Chapter 50 - Bahagia

10.1K 787 51
                                    

Tum Hi Ho – Arijit Singh

***

"Aku nggak suka lihat kamu nangis."

Melati terdiam. Lalu dia menangis lagi. Padahal dia sudah berjanji tidak akan menangis. "Aku nangis, gara-gara suamiku nggak bangun-bangun," ucapnya dengan pelan. Kepala menunduk dan malu karena cengeng.

Melati masih setia dengan posisi tangan yang ditindih oleh kepalanya. Katanya dia udah bangun. Bilangin. Melati menarik ingusnya. Tetap dengan posisi tadi. "Kata siapa?" katanya.

"Kata suamimu."

"Nggak mungkinlah," jawabnya menepis tidak terima.

"Kata siapa?" Melati terdiam. Sadar sejak tadi, dia sudah ngomong dan bercakap-cakap dengan orang. Melati perlahan mengangkat kepalanya. Lalu fokus pada satu titik. Nafasnya tercekat, matanya beberapa kali berkedip tidak percaya. Jantungnya berdebar tidak karuan. Lidahnya benar-benar kelu.

"A, ai?" Tangan Melati bergetar saat hendak menyentuh wajah suaminya.

"Kamu nangis?" Ya, Batara sudah bangun. Dia melihat Melati yang menangis tadi.

"Hah? Nggak kok, aku nggak nangis," elak Melati.

"Kamu nangis! "

"Aku, aku nggak mimpi kan?" kata Melati menepuk-nepuk pipinya. Berharap ini benar nyata.

Batara memegang kedua tangan gadis itu. "Kamu nggak mimpi, aku di sini," jelas Batara dengan senyum tipis. Melati tersenyum lembut, lalu menangis setelahnya. Sangat senang karena Tuhan mendengar doanya.

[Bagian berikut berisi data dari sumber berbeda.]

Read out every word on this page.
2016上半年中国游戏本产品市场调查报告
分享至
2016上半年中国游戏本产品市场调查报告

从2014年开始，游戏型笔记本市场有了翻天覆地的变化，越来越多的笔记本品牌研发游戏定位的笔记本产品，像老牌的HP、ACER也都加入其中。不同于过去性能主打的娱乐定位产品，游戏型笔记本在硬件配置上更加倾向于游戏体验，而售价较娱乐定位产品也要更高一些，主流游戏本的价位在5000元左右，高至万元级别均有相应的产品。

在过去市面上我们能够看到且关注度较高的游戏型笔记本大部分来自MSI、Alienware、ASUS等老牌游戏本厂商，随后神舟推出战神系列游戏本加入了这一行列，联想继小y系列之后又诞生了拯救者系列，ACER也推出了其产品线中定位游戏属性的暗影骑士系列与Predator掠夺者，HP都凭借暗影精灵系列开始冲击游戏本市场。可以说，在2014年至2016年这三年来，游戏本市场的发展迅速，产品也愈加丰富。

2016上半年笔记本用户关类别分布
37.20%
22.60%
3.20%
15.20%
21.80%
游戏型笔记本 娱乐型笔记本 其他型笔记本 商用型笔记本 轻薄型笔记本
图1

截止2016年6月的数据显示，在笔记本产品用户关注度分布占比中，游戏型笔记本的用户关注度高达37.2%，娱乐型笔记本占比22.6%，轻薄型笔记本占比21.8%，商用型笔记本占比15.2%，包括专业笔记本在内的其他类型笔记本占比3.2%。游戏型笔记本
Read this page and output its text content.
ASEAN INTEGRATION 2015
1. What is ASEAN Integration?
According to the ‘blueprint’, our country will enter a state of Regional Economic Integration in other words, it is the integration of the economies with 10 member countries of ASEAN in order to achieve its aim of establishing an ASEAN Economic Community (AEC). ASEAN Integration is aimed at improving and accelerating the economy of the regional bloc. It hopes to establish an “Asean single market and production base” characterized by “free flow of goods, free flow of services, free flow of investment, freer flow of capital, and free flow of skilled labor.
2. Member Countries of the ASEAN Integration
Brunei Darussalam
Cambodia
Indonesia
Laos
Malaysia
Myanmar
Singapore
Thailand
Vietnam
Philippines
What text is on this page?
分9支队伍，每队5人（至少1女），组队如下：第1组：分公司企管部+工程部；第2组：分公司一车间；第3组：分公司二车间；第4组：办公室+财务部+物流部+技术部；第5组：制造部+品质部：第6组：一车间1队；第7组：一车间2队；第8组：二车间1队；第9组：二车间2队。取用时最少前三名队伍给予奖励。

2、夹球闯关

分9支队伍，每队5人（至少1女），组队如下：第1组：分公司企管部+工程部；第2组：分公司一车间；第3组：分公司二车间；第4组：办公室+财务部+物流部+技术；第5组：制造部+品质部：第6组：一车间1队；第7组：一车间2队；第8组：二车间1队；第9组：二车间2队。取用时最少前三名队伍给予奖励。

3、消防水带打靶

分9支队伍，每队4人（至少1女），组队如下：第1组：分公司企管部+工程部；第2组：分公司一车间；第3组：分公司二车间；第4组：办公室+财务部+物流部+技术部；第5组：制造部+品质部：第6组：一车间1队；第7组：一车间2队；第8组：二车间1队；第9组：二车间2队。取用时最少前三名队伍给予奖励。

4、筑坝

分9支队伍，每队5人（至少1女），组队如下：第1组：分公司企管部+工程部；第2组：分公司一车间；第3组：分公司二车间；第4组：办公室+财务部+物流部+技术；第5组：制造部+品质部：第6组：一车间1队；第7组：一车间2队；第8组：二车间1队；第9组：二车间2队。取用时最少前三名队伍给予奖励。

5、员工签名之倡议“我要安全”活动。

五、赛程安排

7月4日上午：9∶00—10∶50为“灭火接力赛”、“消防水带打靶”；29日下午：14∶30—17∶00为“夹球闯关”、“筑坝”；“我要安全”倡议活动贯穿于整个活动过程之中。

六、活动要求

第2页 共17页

"Ai, beneran?" Melati mendekat lalu memeluk Batara. Dia menangis di dada bidang milik Batara. Batara tersenyum tipis, lalu mencium puncak kepala istrinya beberapa kali. "Kamu jahat banget, Ai ... nggak mau bangun selama tiga hari," lagi-lagi gadis itu mengadu. Batara hanya diam dan membiarkan Melati mengeluarkan seluruh isi hatinya.

"Tiga hari?" Gadis itu mengangguk mengiyakan.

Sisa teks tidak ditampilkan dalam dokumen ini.